Gordon: What impact did the broadcast of the Democratic Presidential debate have on donations of water and funding to help address the water crisis?
Sister Carol: Not sure I could determine whether or not the debates have affected the water donations. I know that people helping people, churches reaching out to churches and businesses wanting to make a difference have had an effect on water donations.
Gordon: I understand that you and Sister Judy initially discussed that other communities could also be experiencing lead poisoning in their water, shortly after which the Newark public schools announced the discovery of lead poisoning in their water supply, and that is providing now voluntary blood testing for their children. What advice can you give our readers on what they actions may want to consider testing in their communities for this potential challenge?
Sister Carol: Be active citizens. Be involved in your community. Attend City Council and school board meetings. Have your water tested and follow up on the results. If you have any questions about the quality of your water, don’t wait.

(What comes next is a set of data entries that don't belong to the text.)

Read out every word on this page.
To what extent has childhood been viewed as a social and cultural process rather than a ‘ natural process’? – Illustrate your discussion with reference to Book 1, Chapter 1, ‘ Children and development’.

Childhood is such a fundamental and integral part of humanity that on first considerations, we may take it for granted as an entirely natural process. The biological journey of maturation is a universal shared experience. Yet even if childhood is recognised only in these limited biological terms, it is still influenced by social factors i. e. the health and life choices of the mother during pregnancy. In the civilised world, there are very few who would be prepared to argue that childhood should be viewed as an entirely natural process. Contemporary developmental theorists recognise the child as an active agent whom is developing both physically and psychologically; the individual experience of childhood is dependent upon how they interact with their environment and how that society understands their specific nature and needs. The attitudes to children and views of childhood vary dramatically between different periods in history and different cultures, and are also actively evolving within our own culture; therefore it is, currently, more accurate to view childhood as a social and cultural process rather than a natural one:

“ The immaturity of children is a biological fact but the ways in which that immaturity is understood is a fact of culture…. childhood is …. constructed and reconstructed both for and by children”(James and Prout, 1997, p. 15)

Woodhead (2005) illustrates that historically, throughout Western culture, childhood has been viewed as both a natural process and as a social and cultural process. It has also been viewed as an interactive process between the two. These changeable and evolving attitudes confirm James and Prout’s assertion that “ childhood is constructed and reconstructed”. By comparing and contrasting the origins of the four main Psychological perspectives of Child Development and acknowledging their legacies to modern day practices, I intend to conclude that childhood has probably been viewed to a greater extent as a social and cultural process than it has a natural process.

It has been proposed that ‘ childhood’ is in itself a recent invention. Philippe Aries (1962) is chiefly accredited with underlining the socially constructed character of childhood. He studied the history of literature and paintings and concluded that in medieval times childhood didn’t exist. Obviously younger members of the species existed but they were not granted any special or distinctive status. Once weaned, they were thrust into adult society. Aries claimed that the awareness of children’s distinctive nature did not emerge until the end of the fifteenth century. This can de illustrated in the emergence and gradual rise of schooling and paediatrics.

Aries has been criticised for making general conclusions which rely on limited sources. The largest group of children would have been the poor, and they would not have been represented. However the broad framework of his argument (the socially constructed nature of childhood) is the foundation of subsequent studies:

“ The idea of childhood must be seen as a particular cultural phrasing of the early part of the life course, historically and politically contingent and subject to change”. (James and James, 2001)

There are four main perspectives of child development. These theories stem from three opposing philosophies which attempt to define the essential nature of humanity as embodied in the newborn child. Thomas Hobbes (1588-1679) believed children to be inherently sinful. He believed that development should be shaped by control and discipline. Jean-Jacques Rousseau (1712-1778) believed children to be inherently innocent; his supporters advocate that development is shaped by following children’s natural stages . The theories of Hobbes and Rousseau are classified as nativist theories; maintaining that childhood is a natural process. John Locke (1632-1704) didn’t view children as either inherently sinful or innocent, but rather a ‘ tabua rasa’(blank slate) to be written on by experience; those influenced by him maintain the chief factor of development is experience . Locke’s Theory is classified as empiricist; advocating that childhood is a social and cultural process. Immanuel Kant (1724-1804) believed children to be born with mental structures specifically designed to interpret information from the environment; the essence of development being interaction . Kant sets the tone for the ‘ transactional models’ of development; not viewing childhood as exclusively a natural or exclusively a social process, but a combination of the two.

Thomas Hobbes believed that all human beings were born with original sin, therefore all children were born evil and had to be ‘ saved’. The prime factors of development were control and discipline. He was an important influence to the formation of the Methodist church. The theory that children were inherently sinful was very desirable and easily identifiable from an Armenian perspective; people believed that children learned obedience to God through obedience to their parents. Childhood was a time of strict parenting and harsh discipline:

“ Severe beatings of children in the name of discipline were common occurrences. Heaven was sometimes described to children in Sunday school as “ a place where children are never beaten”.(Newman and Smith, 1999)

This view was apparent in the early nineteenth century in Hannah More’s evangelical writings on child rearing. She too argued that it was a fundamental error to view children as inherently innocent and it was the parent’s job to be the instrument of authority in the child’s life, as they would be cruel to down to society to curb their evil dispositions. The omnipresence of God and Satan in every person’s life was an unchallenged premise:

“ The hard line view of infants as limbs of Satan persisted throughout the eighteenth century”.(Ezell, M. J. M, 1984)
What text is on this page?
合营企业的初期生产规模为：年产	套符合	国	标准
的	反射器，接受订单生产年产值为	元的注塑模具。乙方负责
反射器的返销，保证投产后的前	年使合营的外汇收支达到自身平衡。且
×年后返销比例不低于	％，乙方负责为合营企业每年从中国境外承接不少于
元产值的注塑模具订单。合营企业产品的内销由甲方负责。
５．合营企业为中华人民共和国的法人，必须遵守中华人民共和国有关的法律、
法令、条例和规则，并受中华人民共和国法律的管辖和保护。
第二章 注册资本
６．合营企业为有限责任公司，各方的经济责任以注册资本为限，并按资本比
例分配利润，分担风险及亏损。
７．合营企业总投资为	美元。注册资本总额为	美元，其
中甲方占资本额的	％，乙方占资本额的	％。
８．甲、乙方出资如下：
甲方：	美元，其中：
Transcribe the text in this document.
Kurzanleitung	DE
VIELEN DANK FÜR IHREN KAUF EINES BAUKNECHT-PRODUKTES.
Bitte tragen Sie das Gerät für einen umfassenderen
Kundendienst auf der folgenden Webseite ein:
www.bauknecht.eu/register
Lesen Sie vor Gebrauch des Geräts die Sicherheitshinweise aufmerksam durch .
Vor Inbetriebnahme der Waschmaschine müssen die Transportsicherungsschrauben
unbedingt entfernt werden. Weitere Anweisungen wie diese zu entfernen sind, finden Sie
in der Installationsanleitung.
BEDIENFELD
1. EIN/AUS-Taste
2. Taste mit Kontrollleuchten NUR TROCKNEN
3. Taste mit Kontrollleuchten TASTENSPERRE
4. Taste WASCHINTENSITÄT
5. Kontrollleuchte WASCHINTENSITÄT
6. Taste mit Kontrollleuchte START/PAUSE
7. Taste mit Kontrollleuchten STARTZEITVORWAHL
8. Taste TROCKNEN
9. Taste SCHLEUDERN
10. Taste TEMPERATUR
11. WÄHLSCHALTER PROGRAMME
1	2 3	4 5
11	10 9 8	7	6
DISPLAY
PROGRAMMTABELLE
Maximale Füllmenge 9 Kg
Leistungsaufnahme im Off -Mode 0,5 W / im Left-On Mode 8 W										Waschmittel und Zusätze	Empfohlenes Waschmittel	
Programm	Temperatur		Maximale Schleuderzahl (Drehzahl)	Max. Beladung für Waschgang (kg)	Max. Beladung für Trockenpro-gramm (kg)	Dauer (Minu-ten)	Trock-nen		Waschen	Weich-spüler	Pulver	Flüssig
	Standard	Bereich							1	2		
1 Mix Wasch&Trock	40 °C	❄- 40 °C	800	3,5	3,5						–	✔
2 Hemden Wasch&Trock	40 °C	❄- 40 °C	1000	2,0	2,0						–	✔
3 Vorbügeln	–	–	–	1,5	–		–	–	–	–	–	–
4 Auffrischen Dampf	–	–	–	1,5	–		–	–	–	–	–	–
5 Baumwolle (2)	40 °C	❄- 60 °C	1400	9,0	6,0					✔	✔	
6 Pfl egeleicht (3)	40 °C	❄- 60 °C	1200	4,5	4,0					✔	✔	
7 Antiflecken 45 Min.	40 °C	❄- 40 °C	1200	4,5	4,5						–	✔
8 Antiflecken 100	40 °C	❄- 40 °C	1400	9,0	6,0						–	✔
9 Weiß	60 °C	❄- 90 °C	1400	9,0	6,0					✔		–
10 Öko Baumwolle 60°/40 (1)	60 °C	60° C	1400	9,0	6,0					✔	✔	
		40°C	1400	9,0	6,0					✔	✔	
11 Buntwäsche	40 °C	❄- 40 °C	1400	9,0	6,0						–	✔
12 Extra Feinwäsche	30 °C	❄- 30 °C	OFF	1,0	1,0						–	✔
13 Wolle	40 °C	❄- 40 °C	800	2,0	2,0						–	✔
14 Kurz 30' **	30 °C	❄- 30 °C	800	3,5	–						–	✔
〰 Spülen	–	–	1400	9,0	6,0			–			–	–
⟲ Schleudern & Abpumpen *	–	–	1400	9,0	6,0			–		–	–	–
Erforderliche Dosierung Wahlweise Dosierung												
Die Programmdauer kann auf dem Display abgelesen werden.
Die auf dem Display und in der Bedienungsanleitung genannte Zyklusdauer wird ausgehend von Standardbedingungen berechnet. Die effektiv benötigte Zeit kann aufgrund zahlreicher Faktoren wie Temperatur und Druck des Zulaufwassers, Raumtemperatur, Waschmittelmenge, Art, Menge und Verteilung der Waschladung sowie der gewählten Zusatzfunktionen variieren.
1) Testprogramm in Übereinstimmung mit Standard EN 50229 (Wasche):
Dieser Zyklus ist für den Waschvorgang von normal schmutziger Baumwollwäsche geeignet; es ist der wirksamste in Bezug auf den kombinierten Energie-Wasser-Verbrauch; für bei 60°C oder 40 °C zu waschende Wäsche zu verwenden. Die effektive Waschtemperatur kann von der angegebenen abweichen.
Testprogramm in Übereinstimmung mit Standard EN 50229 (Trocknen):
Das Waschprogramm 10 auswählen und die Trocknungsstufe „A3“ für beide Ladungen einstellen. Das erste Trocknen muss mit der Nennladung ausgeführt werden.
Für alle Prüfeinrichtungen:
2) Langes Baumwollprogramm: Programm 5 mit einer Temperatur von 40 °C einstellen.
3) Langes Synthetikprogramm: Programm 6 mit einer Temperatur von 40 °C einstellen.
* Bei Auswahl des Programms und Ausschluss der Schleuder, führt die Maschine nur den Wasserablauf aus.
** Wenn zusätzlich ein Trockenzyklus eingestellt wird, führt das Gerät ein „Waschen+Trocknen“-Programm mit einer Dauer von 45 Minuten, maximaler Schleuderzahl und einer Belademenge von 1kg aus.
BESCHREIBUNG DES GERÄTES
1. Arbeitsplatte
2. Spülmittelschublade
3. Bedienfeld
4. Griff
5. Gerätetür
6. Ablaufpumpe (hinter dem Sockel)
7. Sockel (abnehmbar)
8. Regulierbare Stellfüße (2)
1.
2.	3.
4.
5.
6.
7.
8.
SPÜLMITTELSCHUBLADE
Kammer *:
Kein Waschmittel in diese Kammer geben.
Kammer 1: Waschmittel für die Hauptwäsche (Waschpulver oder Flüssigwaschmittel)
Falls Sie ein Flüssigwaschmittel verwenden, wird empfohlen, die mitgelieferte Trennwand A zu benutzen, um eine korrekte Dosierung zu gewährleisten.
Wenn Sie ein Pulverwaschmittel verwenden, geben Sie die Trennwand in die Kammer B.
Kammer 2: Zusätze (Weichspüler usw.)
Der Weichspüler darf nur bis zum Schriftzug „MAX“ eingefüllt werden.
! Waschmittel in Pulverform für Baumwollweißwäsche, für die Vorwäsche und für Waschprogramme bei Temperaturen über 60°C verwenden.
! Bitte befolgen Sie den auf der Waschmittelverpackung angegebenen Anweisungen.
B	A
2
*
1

Get it tested!
Gordon What would be the most important action that the federal government could take to help reduce the lead poisoning crisis in your community.
Sister Carol: Release the funds so the pipes can be replaced.
Gordon: I hope that our readers will contact Michigan and Congressional officials to help release these critical funds to reduce the challenges to all of the Flint residents' lives, especially the children's lives. and that someone will fund a grant writer for the St Luke New Life Center.